Get lineage from SQL files. This might be of help if your project is a mess. Oh, my life is better after this one.
As simple as:
poetry install
- Run docker compose
docker compose up -d
-
Create a .env file from the
.env-template
, filling the value ofSIMPLE_LINEAGE_ROOT_FOLDER
variable. -
Do:
poetry run python3 simple_lineage_generator/simple_lineage_generator.py
It might take a while to do everything needed.

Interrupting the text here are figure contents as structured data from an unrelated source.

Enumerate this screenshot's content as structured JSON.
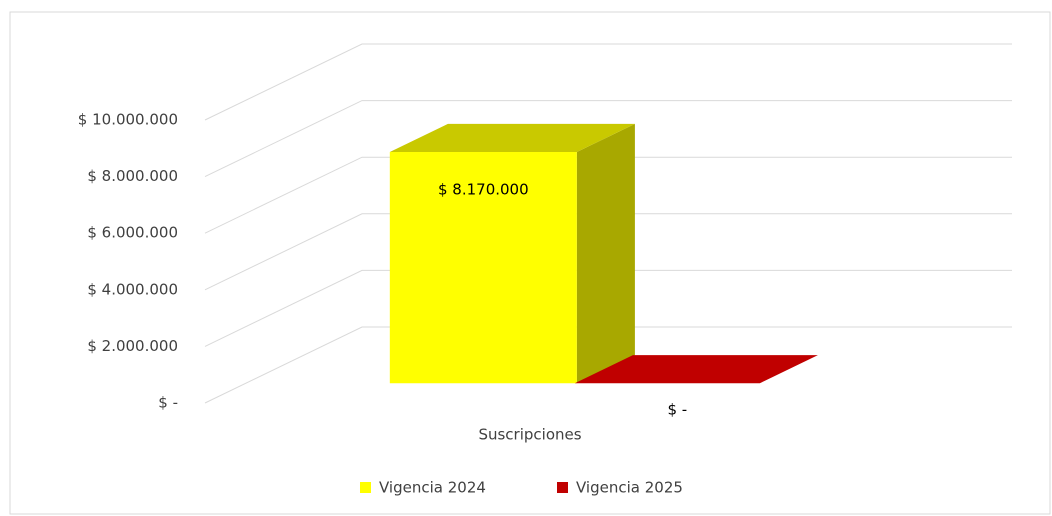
{
  "chart_data": {
    "type": "bar3d",
    "categories": [
      "Suscripciones"
    ],
    "series": [
      {
        "name": "Vigencia 2024",
        "color": "#ffff00",
        "values": [
          8170000
        ],
        "value_labels": [
          "$ 8.170.000"
        ]
      },
      {
        "name": "Vigencia 2025",
        "color": "#c00000",
        "values": [
          0
        ],
        "value_labels": [
          "$ -"
        ]
      }
    ],
    "ylim": [
      0,
      10000000
    ],
    "yticks": [
      {
        "value": 0,
        "label": "$ -"
      },
      {
        "value": 2000000,
        "label": "$ 2.000.000"
      },
      {
        "value": 4000000,
        "label": "$ 4.000.000"
      },
      {
        "value": 6000000,
        "label": "$ 6.000.000"
      },
      {
        "value": 8000000,
        "label": "$ 8.000.000"
      },
      {
        "value": 10000000,
        "label": "$ 10.000.000"
      }
    ],
    "grid": true,
    "legend": "bottom"
  }
}
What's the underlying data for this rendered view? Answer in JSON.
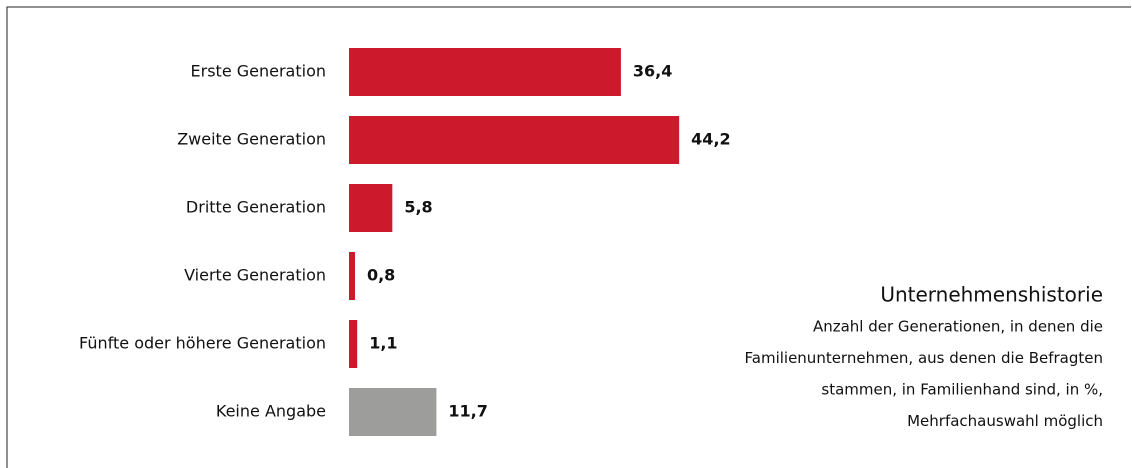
{
  "chart_data": {
    "type": "barh",
    "title": "Unternehmenshistorie",
    "subtitle": [
      "Anzahl der Generationen, in denen die",
      "Familienunternehmen, aus denen die Befragten",
      "stammen, in Familienhand sind, in %,",
      "Mehrfachauswahl möglich"
    ],
    "categories": [
      "Erste Generation",
      "Zweite Generation",
      "Dritte Generation",
      "Vierte Generation",
      "Fünfte oder höhere Generation",
      "Keine Angabe"
    ],
    "values": [
      36.4,
      44.2,
      5.8,
      0.8,
      1.1,
      11.7
    ],
    "value_labels": [
      "36,4",
      "44,2",
      "5,8",
      "0,8",
      "1,1",
      "11,7"
    ],
    "colors": [
      "#cc1a2c",
      "#cc1a2c",
      "#cc1a2c",
      "#cc1a2c",
      "#cc1a2c",
      "#9d9d9c"
    ]
  }
}
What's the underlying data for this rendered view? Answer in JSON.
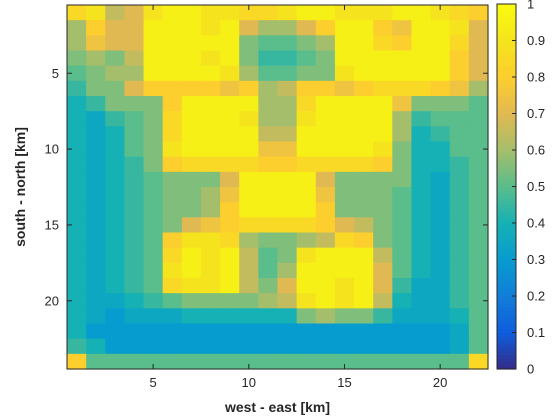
{
  "chart_data": {
    "type": "heatmap",
    "title": "",
    "xlabel": "west - east [km]",
    "ylabel": "south - north [km]",
    "x_range": [
      1,
      22
    ],
    "y_range": [
      1,
      24
    ],
    "x_ticks": [
      5,
      10,
      15,
      20
    ],
    "y_ticks": [
      5,
      10,
      15,
      20
    ],
    "y_direction": "top-down",
    "grid": false,
    "colormap": "parula",
    "colorbar": {
      "placement": "right",
      "range": [
        0,
        1
      ],
      "ticks": [
        "0",
        "0.1",
        "0.2",
        "0.3",
        "0.4",
        "0.5",
        "0.6",
        "0.7",
        "0.8",
        "0.9",
        "1"
      ]
    },
    "values": [
      [
        0.85,
        0.9,
        0.65,
        0.7,
        0.9,
        0.95,
        0.95,
        0.9,
        0.9,
        0.85,
        0.85,
        0.9,
        0.95,
        0.95,
        0.9,
        0.9,
        0.9,
        0.95,
        0.95,
        0.9,
        0.85,
        0.8
      ],
      [
        0.6,
        0.8,
        0.7,
        0.7,
        0.95,
        0.95,
        0.95,
        0.9,
        0.95,
        0.7,
        0.6,
        0.6,
        0.7,
        0.8,
        0.95,
        0.95,
        0.8,
        0.75,
        0.95,
        0.95,
        0.9,
        0.7
      ],
      [
        0.6,
        0.75,
        0.7,
        0.7,
        0.95,
        0.95,
        0.95,
        0.95,
        0.95,
        0.55,
        0.5,
        0.5,
        0.55,
        0.6,
        0.95,
        0.95,
        0.85,
        0.8,
        0.95,
        0.95,
        0.85,
        0.7
      ],
      [
        0.55,
        0.6,
        0.55,
        0.65,
        0.95,
        0.95,
        0.95,
        0.9,
        0.95,
        0.55,
        0.45,
        0.45,
        0.5,
        0.55,
        0.95,
        0.95,
        0.95,
        0.95,
        0.95,
        0.95,
        0.8,
        0.7
      ],
      [
        0.5,
        0.55,
        0.6,
        0.6,
        0.95,
        0.95,
        0.95,
        0.95,
        0.9,
        0.6,
        0.5,
        0.5,
        0.55,
        0.55,
        0.9,
        0.95,
        0.95,
        0.95,
        0.95,
        0.95,
        0.8,
        0.7
      ],
      [
        0.45,
        0.55,
        0.55,
        0.7,
        0.8,
        0.8,
        0.8,
        0.8,
        0.75,
        0.8,
        0.6,
        0.65,
        0.8,
        0.8,
        0.75,
        0.8,
        0.85,
        0.85,
        0.85,
        0.8,
        0.75,
        0.6
      ],
      [
        0.4,
        0.45,
        0.55,
        0.55,
        0.55,
        0.8,
        0.95,
        0.95,
        0.95,
        0.95,
        0.6,
        0.6,
        0.85,
        0.95,
        0.95,
        0.95,
        0.95,
        0.75,
        0.55,
        0.55,
        0.55,
        0.5
      ],
      [
        0.4,
        0.35,
        0.45,
        0.5,
        0.55,
        0.85,
        0.95,
        0.95,
        0.95,
        0.9,
        0.6,
        0.6,
        0.9,
        0.95,
        0.95,
        0.95,
        0.95,
        0.6,
        0.45,
        0.5,
        0.5,
        0.5
      ],
      [
        0.4,
        0.35,
        0.4,
        0.5,
        0.55,
        0.85,
        0.95,
        0.95,
        0.95,
        0.95,
        0.65,
        0.65,
        0.95,
        0.95,
        0.95,
        0.95,
        0.95,
        0.6,
        0.4,
        0.45,
        0.5,
        0.5
      ],
      [
        0.4,
        0.35,
        0.4,
        0.5,
        0.55,
        0.9,
        0.95,
        0.95,
        0.95,
        0.95,
        0.75,
        0.75,
        0.95,
        0.95,
        0.95,
        0.95,
        0.9,
        0.55,
        0.4,
        0.4,
        0.5,
        0.5
      ],
      [
        0.4,
        0.35,
        0.4,
        0.45,
        0.55,
        0.8,
        0.85,
        0.85,
        0.85,
        0.85,
        0.8,
        0.8,
        0.85,
        0.85,
        0.85,
        0.85,
        0.8,
        0.55,
        0.4,
        0.4,
        0.45,
        0.5
      ],
      [
        0.4,
        0.35,
        0.4,
        0.45,
        0.5,
        0.55,
        0.55,
        0.55,
        0.7,
        0.95,
        0.95,
        0.95,
        0.95,
        0.7,
        0.55,
        0.55,
        0.55,
        0.55,
        0.4,
        0.35,
        0.45,
        0.5
      ],
      [
        0.4,
        0.35,
        0.4,
        0.45,
        0.5,
        0.55,
        0.55,
        0.6,
        0.75,
        0.95,
        0.95,
        0.95,
        0.95,
        0.75,
        0.55,
        0.55,
        0.55,
        0.5,
        0.4,
        0.35,
        0.45,
        0.5
      ],
      [
        0.4,
        0.35,
        0.4,
        0.45,
        0.5,
        0.55,
        0.55,
        0.6,
        0.8,
        0.95,
        0.95,
        0.95,
        0.95,
        0.8,
        0.55,
        0.55,
        0.55,
        0.5,
        0.4,
        0.35,
        0.45,
        0.5
      ],
      [
        0.4,
        0.35,
        0.4,
        0.45,
        0.5,
        0.55,
        0.7,
        0.75,
        0.8,
        0.85,
        0.85,
        0.85,
        0.85,
        0.8,
        0.7,
        0.65,
        0.55,
        0.5,
        0.4,
        0.35,
        0.45,
        0.5
      ],
      [
        0.4,
        0.35,
        0.4,
        0.45,
        0.5,
        0.8,
        0.9,
        0.9,
        0.85,
        0.6,
        0.55,
        0.55,
        0.6,
        0.65,
        0.85,
        0.8,
        0.55,
        0.5,
        0.4,
        0.35,
        0.45,
        0.5
      ],
      [
        0.4,
        0.35,
        0.4,
        0.45,
        0.5,
        0.85,
        0.95,
        0.9,
        0.95,
        0.65,
        0.5,
        0.55,
        0.9,
        0.95,
        0.95,
        0.95,
        0.65,
        0.5,
        0.4,
        0.35,
        0.45,
        0.5
      ],
      [
        0.4,
        0.35,
        0.4,
        0.45,
        0.5,
        0.9,
        0.95,
        0.9,
        0.95,
        0.65,
        0.5,
        0.6,
        0.95,
        0.95,
        0.95,
        0.95,
        0.7,
        0.5,
        0.4,
        0.35,
        0.45,
        0.5
      ],
      [
        0.4,
        0.35,
        0.4,
        0.45,
        0.5,
        0.85,
        0.9,
        0.9,
        0.95,
        0.65,
        0.55,
        0.7,
        0.95,
        0.95,
        0.9,
        0.95,
        0.7,
        0.45,
        0.35,
        0.35,
        0.45,
        0.5
      ],
      [
        0.4,
        0.35,
        0.35,
        0.4,
        0.45,
        0.5,
        0.55,
        0.55,
        0.55,
        0.55,
        0.6,
        0.65,
        0.9,
        0.95,
        0.9,
        0.95,
        0.65,
        0.4,
        0.35,
        0.35,
        0.45,
        0.5
      ],
      [
        0.4,
        0.35,
        0.3,
        0.35,
        0.35,
        0.35,
        0.4,
        0.4,
        0.4,
        0.4,
        0.4,
        0.4,
        0.55,
        0.6,
        0.55,
        0.55,
        0.45,
        0.35,
        0.35,
        0.35,
        0.4,
        0.5
      ],
      [
        0.4,
        0.3,
        0.3,
        0.3,
        0.3,
        0.3,
        0.3,
        0.3,
        0.3,
        0.3,
        0.3,
        0.3,
        0.3,
        0.3,
        0.3,
        0.3,
        0.3,
        0.3,
        0.3,
        0.3,
        0.35,
        0.5
      ],
      [
        0.45,
        0.4,
        0.3,
        0.3,
        0.3,
        0.3,
        0.3,
        0.3,
        0.3,
        0.3,
        0.3,
        0.3,
        0.3,
        0.3,
        0.3,
        0.3,
        0.3,
        0.3,
        0.3,
        0.3,
        0.35,
        0.5
      ],
      [
        0.8,
        0.5,
        0.5,
        0.5,
        0.5,
        0.5,
        0.5,
        0.5,
        0.5,
        0.5,
        0.5,
        0.5,
        0.5,
        0.5,
        0.5,
        0.5,
        0.5,
        0.5,
        0.5,
        0.5,
        0.5,
        0.85
      ]
    ]
  }
}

- After finished, open Neo4j.
http://localhost:7474
First time you access, you might face this screen, just choose "No Authentication"
- Kill docker compose
docker compose down
- If you wanna get rid of your neo4j data:
sudo rm -rf .neo4j
- Get all tables that directly source from a table
MATCH (t:Table {name: 'table name'})<-[r:SOURCES_FROM]-(x:Table) RETURN t, x
- Get all column that inherit from a column up to 10 connection levels
MATCH (n:Column {name: 'column name'})-[:SOURCES_FROM*1..10]->(m:Column)
RETURN n, m
- Get all columns up to 3 levels frm the original column and also all tables in 1 level distant
MATCH (x:Column {name: 'column name'})<-[:SOURCES_FROM*1..3]-(y:Column),
(x)-[:HAS_COLUMN*1]->(z:Table)
RETURN y, z
- Get the table lineage database with more conenctions to it
MATCH (t:Table)-[r]-(x)
WITH distinct t,x,
COUNT(r) as con_count
ORDER BY con_count DESC
RETURN t
LIMIT 1
Now plot these 1st level realtionships
MATCH (t:Table {name: 'table name'})-[r]-(x)
RETURN t, x
- Docstrings. This thing was created in just 3 days, so no time to do it properly
- Unit tests. Same reason as above
- Improve parsing for less errors.
-
Lineage was built using sqllineage
-
Thanks, Caetano Veloso, for providing an incredible soundtrack for coding this.